As they near the lab, Joanne transfers to Api's truck after he uses it to clear a particularly dangerous obstacle. Within about a mile of the lab a sensor Zac carries begins to go off; the lab is still being drenched in ionizing radiation: "it's like you'd be walking into a microwave oven". However, Api has turned off the 2-way; he and Joanne are busy getting into each other. After another harrowing vehicle interplay he does stop them and explains the problem.
Stopping at a guard station overlooking the lab, Hobson explains that he will go back to the city and get a robot that can pilot the truck in. Once gone, Api and Joanne waste no time in getting generous helpings of each other, but Api's actions don't seem so much in spite of Zac as they are in anticipation of his own end; he sees himself as driving the truck into the station. Joanne is inscrutable at this point...is she indulging herself or figuring out how to play post-apocalyptic head games with these two men.

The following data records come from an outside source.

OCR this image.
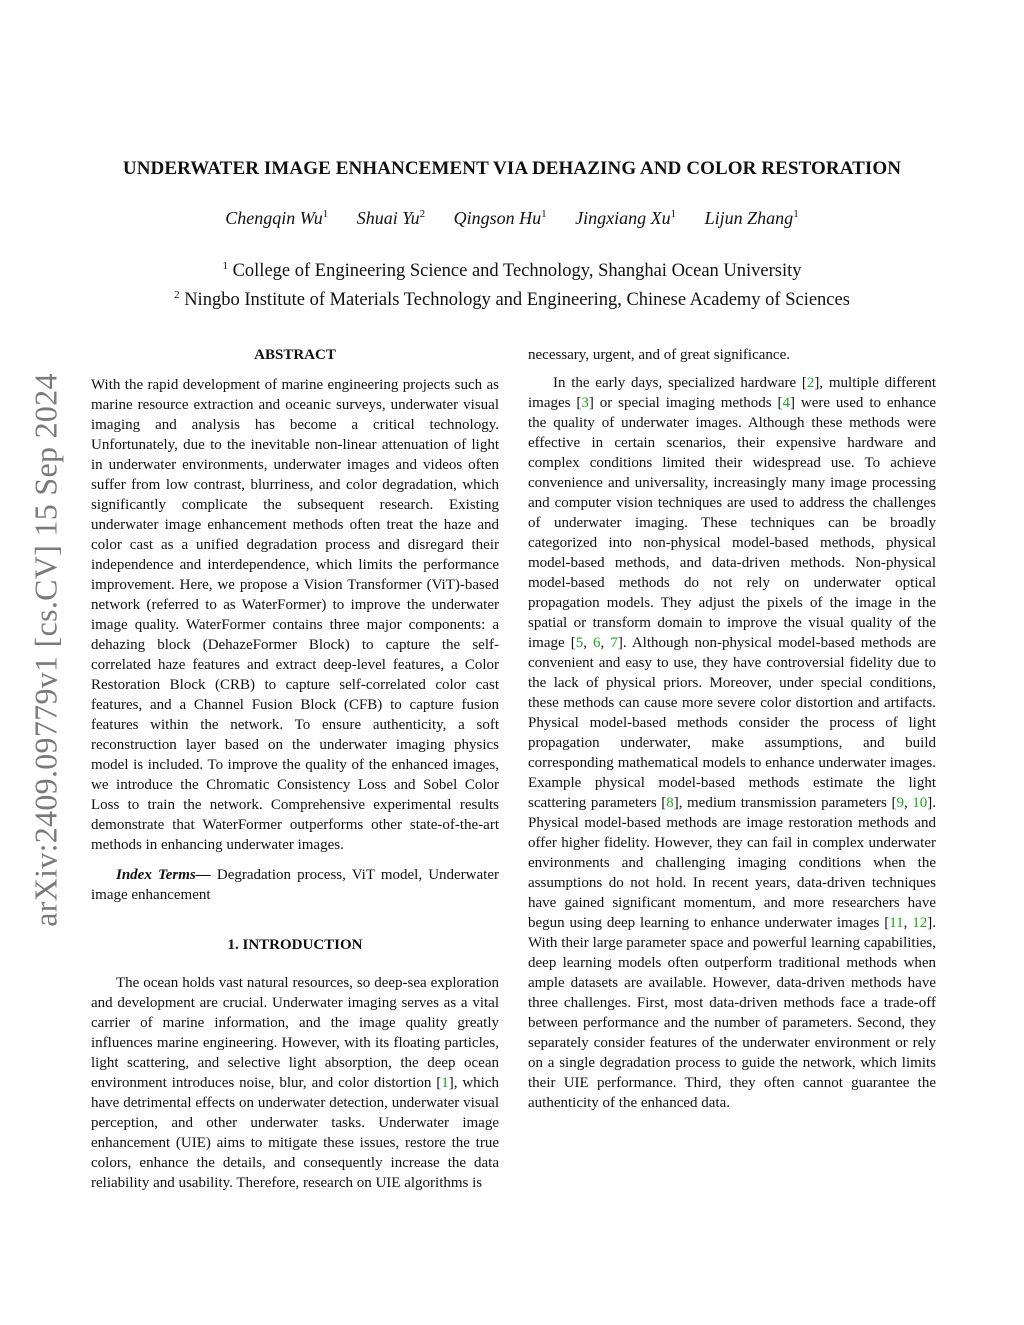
arXiv:2409.09779v1 [cs.CV] 15 Sep 2024
UNDERWATER IMAGE ENHANCEMENT VIA DEHAZING AND COLOR RESTORATION
Chengqin Wu$^1$ Shuai Yu$^2$ Qingson Hu$^1$ Jingxiang Xu$^1$ Lijun Zhang$^1$
$^1$ College of Engineering Science and Technology, Shanghai Ocean University
$^2$ Ningbo Institute of Materials Technology and Engineering, Chinese Academy of Sciences
ABSTRACT

With the rapid development of marine engineering projects such as marine resource extraction and oceanic surveys, underwater visual imaging and analysis has become a critical technology. Unfortunately, due to the inevitable non-linear attenuation of light in underwater environments, underwater images and videos often suffer from low contrast, blurriness, and color degradation, which significantly complicate the subsequent research. Existing underwater image enhancement methods often treat the haze and color cast as a unified degradation process and disregard their independence and interdependence, which limits the performance improvement. Here, we propose a Vision Transformer (ViT)-based network (referred to as WaterFormer) to improve the underwater image quality. WaterFormer contains three major components: a dehazing block (DehazeFormer Block) to capture the self-correlated haze features and extract deep-level features, a Color Restoration Block (CRB) to capture self-correlated color cast features, and a Channel Fusion Block (CFB) to capture fusion features within the network. To ensure authenticity, a soft reconstruction layer based on the underwater imaging physics model is included. To improve the quality of the enhanced images, we introduce the Chromatic Consistency Loss and Sobel Color Loss to train the network. Comprehensive experimental results demonstrate that WaterFormer outperforms other state-of-the-art methods in enhancing underwater images.

Index Terms— Degradation process, ViT model, Underwater image enhancement

1. INTRODUCTION

The ocean holds vast natural resources, so deep-sea exploration and development are crucial. Underwater imaging serves as a vital carrier of marine information, and the image quality greatly influences marine engineering. However, with its floating particles, light scattering, and selective light absorption, the deep ocean environment introduces noise, blur, and color distortion [1], which have detrimental effects on underwater detection, underwater visual perception, and other underwater tasks. Underwater image enhancement (UIE) aims to mitigate these issues, restore the true colors, enhance the details, and consequently increase the data reliability and usability. Therefore, research on UIE algorithms is

necessary, urgent, and of great significance.

In the early days, specialized hardware [2], multiple different images [3] or special imaging methods [4] were used to enhance the quality of underwater images. Although these methods were effective in certain scenarios, their expensive hardware and complex conditions limited their widespread use. To achieve convenience and universality, increasingly many image processing and computer vision techniques are used to address the challenges of underwater imaging. These techniques can be broadly categorized into non-physical model-based methods, physical model-based methods, and data-driven methods. Non-physical model-based methods do not rely on underwater optical propagation models. They adjust the pixels of the image in the spatial or transform domain to improve the visual quality of the image [5, 6, 7]. Although non-physical model-based methods are convenient and easy to use, they have controversial fidelity due to the lack of physical priors. Moreover, under special conditions, these methods can cause more severe color distortion and artifacts. Physical model-based methods consider the process of light propagation underwater, make assumptions, and build corresponding mathematical models to enhance underwater images. Example physical model-based methods estimate the light scattering parameters [8], medium transmission parameters [9, 10]. Physical model-based methods are image restoration methods and offer higher fidelity. However, they can fail in complex underwater environments and challenging imaging conditions when the assumptions do not hold. In recent years, data-driven techniques have gained significant momentum, and more researchers have begun using deep learning to enhance underwater images [11, 12]. With their large parameter space and powerful learning capabilities, deep learning models often outperform traditional methods when ample datasets are available. However, data-driven methods have three challenges. First, most data-driven methods face a trade-off between performance and the number of parameters. Second, they separately consider features of the underwater environment or rely on a single degradation process to guide the network, which limits their UIE performance. Third, they often cannot guarantee the authenticity of the enhanced data.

Zac trumps them both. Suddenly, the truck is heard heading for the lab; they realize at once that Zac couldn't have returned that quickly. They watch as he drives the truck alongside the labe building. The ground under the truck, which is the ceiling to the underground lab, gives way, presumably weakened by the damage Zac had to do earlier to escape. The gelignite goes up, destroying the station. We see a tunnel...
And Zac Hobson wakes up on a beach. Is it on Earth? Is it even in this Universe, this reality? The end of the movie will leave one questioning where the characters have been all the time: was the world after the Effect the world that we live in, or were Zac, Api, and Joanne the ones to remove to a different Universe?
I like movies that don't resolve all the loose ends, that leave parts open to cogitate upon. Of course, that just doesn't mean
any incomplete story is a good thing; theres a
way to go about it.
The Quiet Earth does it just the right way, by giving my mind grist for expansion, the way a Zen koan causes one to try to leap beyond logic into purposeful illogic.
And the end will gently blow you away.